“El estudio del dinero es, de todos los campos de la economía, el único en el que se emplea la complejidad para disfrazar o eludir la verdad, no para revelarla” (John K. Galbraith, 1983, El dinero. De dónde vino/ Adónde fue, Orbis, Barcelona).

La retroalimentación cotidiana, de algún modo hay que llamarla, que se realiza entre el presidente de la república y sus adversarios, es un espacio en el que el primero define la agenda política y los segundos la abordan a lo largo del día con humor, con ira o con ambos; lo anterior es cierto para un espectro de temas que van del Aeropuerto Internacional Felipe Ángeles (AIFA) al extraño “humanismo mexicano” y la excepción visible es la relativa al tipo de cambio.

El pronóstico, convertido en deseo de los malquerientes de AMLO, que anunciaba desde el 2018 una macro devaluación de peso en caso del triunfo electoral morenista atrajo la atención presidencial en una proporción solo comparable a la que le prestó Carlos Salinas durante todo su sexenio (la devaluación de 1994 correspondió al de Zedillo).

En la intención presidencial de mostrar la forma en la que sus críticos se debatían en el error, la fortaleza del peso, que no es resultado más que de una sostenida elevación de las tasas de interés en paralelo, pero mucho más arriba (600 puntos base o 6 %), de la del sistema de la reserva federal (FED) y de la consecuente atracción de dólares golondrinos, se ha convertido en un éxito dela política económica en curso, cuando es el resultado de una medida monetaria errática y costosa.

El pretexto es cumplir con el mandato de estabilizar los precios en el mercado interno; la realidad es que la autoridad monetaria se ha convertido en guardiana del tipo de cambio por la vía de premiar a especuladores extranjeros, sin atención a los requerimientos del crecimiento, el consumo y la inversión, que pasan por sus horas bajas gracias a ese encarecimiento del dinero.

En un ambiente de desigualdad extrema, las capas de menor ingreso recurren a un endeudamiento impagable por los abusivos márgenes de intermediación y la mayoría de los establecimientos productivos, pequeños y micro, no pueden tomar deuda porque no pueden pagarla. Las actividades exportadoras también se verán adversamente afectadas por esta peculiar apreciación del peso. Una moneda fuerte es muy buena para comprar en el exterior, pero muy mala para vender.

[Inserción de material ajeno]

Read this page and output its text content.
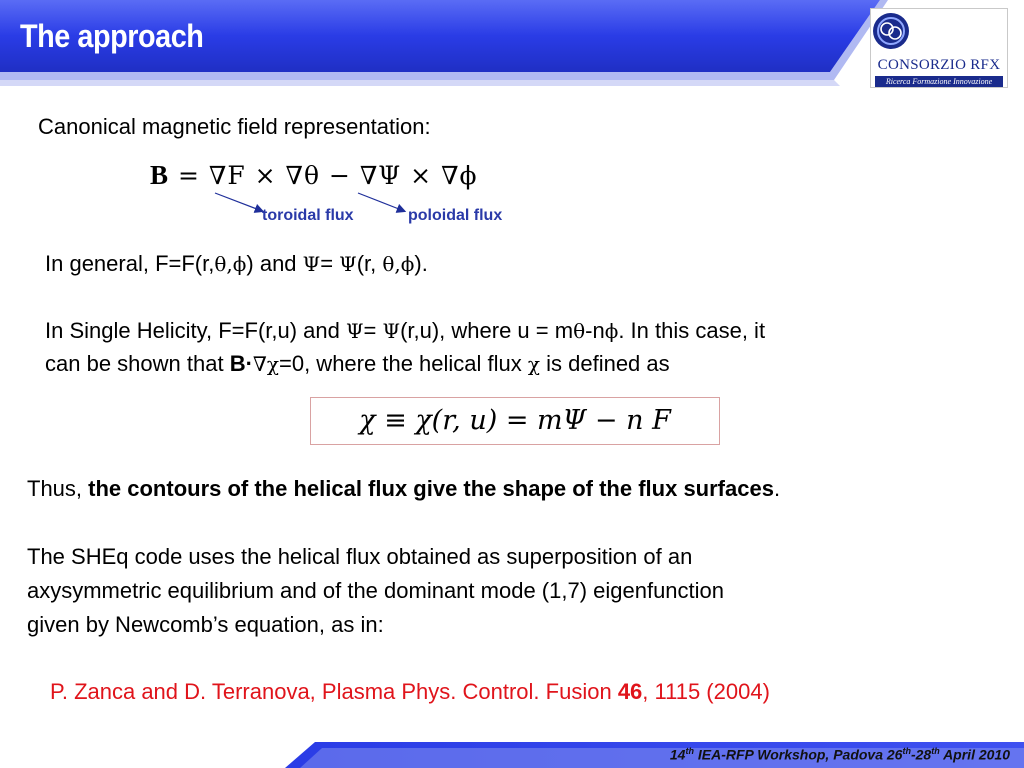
The approach
CONSORZIO RFX
Ricerca Formazione Innovazione
Canonical magnetic field representation:
B = ∇F × ∇θ − ∇Ψ × ∇ϕ
toroidal flux	poloidal flux
In general, F=F(r,θ,ϕ) and Ψ= Ψ(r, θ,ϕ).
In Single Helicity, F=F(r,u) and Ψ= Ψ(r,u), where u = mθ-nϕ. In this case, it
can be shown that B·∇χ=0, where the helical flux χ is defined as
χ ≡ χ(r, u) = mΨ − n F
Thus, the contours of the helical flux give the shape of the flux surfaces.
The SHEq code uses the helical flux obtained as superposition of an
axysymmetric equilibrium and of the dominant mode (1,7) eigenfunction
given by Newcomb’s equation, as in:
P. Zanca and D. Terranova, Plasma Phys. Control. Fusion 46, 1115 (2004)
14th IEA-RFP Workshop, Padova 26th-28th April 2010
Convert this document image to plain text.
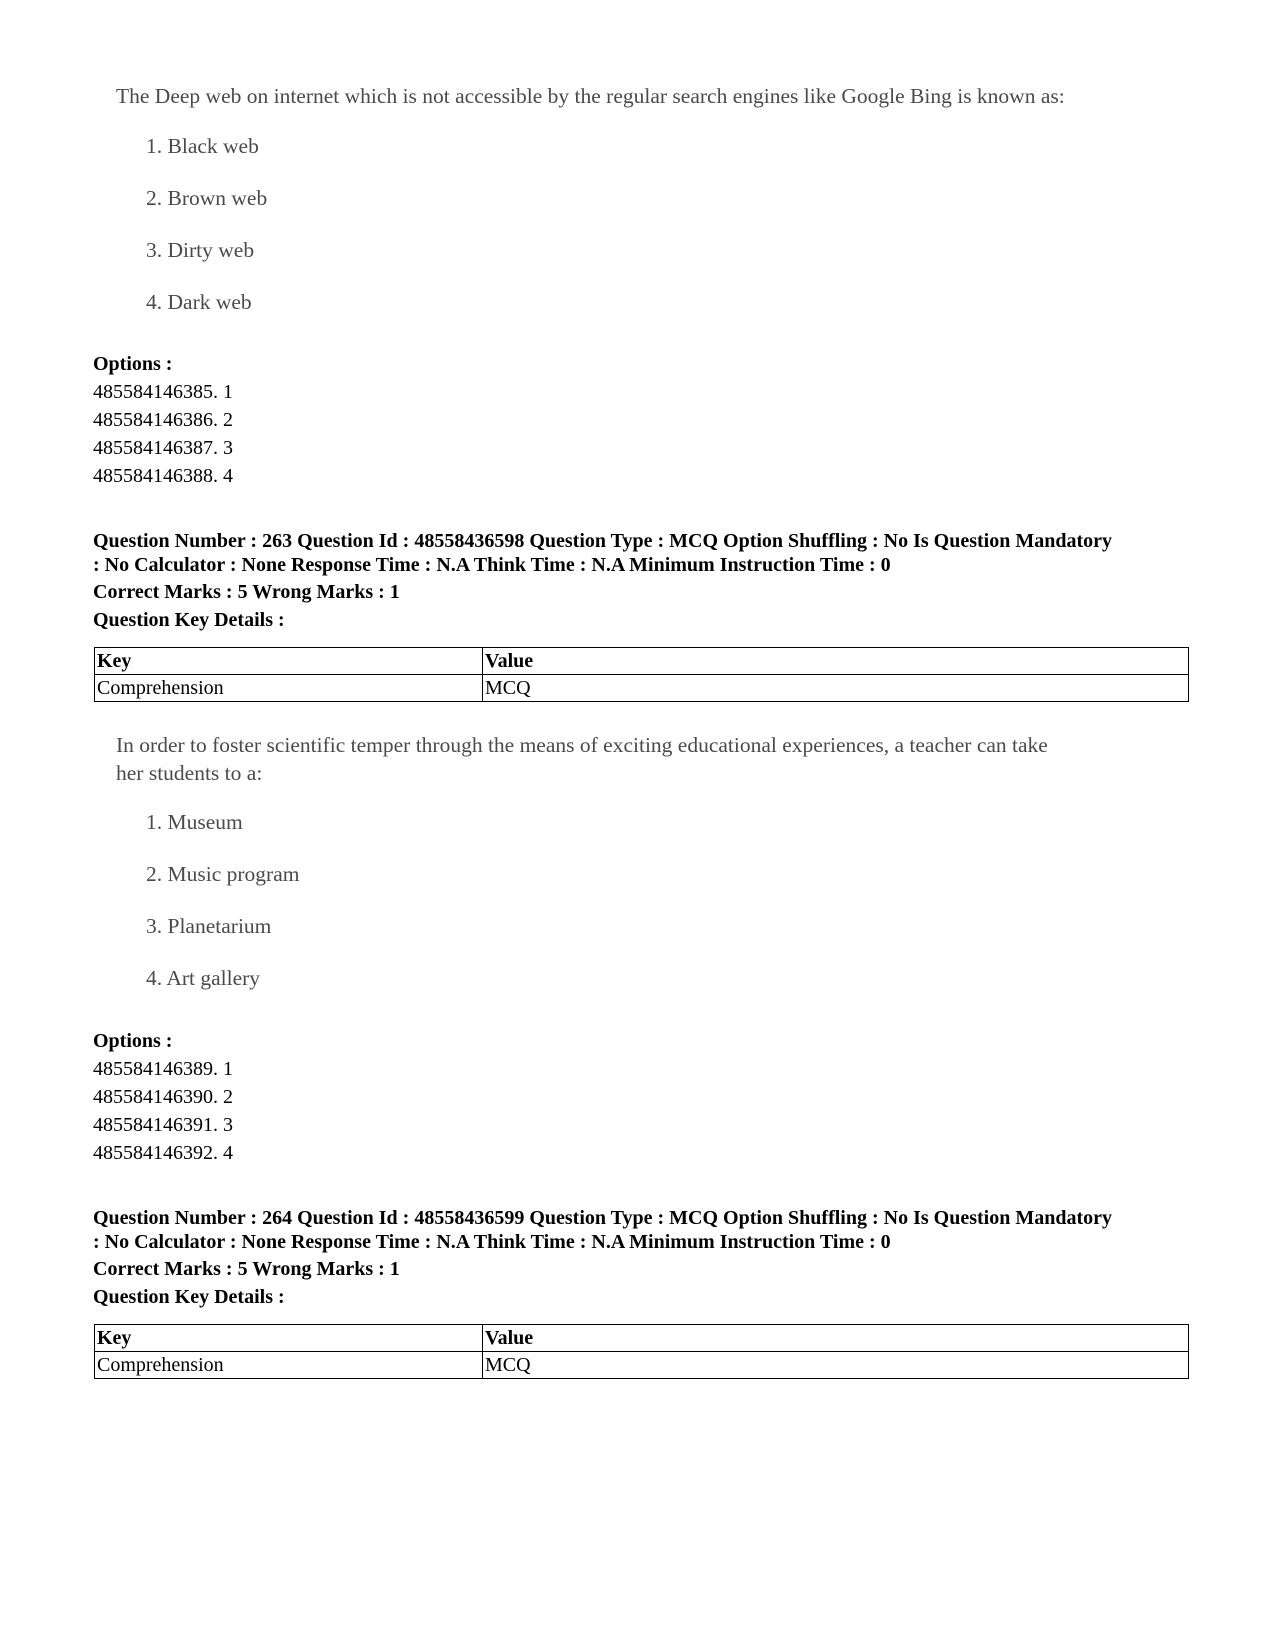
The Deep web on internet which is not accessible by the regular search engines like Google Bing is known as:

1. Black web
2. Brown web
3. Dirty web
4. Dark web
Options :
485584146385. 1
485584146386. 2
485584146387. 3
485584146388. 4
Question Number : 263 Question Id : 48558436598 Question Type : MCQ Option Shuffling : No Is Question Mandatory
: No Calculator : None Response Time : N.A Think Time : N.A Minimum Instruction Time : 0
Correct Marks : 5 Wrong Marks : 1
Question Key Details :
Key	Value
Comprehension	MCQ

In order to foster scientific temper through the means of exciting educational experiences, a teacher can take

her students to a:

1. Museum
2. Music program
3. Planetarium
4. Art gallery
Options :
485584146389. 1
485584146390. 2
485584146391. 3
485584146392. 4
Question Number : 264 Question Id : 48558436599 Question Type : MCQ Option Shuffling : No Is Question Mandatory
: No Calculator : None Response Time : N.A Think Time : N.A Minimum Instruction Time : 0
Correct Marks : 5 Wrong Marks : 1
Question Key Details :
Key	Value
Comprehension	MCQ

En los Estados Unidos la inflación no crece porque se ha dotado de elasticidad a una oferta que, por pandemia y confinamiento, la había perdido; no porque la política monetaria fuerte fuera la adecuada. El dilema debe entenderse claramente: fortalecer artificialmente al peso con incrementos de la tasa de interés que solo atraen a especuladores, es pagar un precio muy alto por el fracaso de los adversarios del presidente. Es secar a la economía en medio de una incompleta recuperación de los indicadores previos a la pandemia.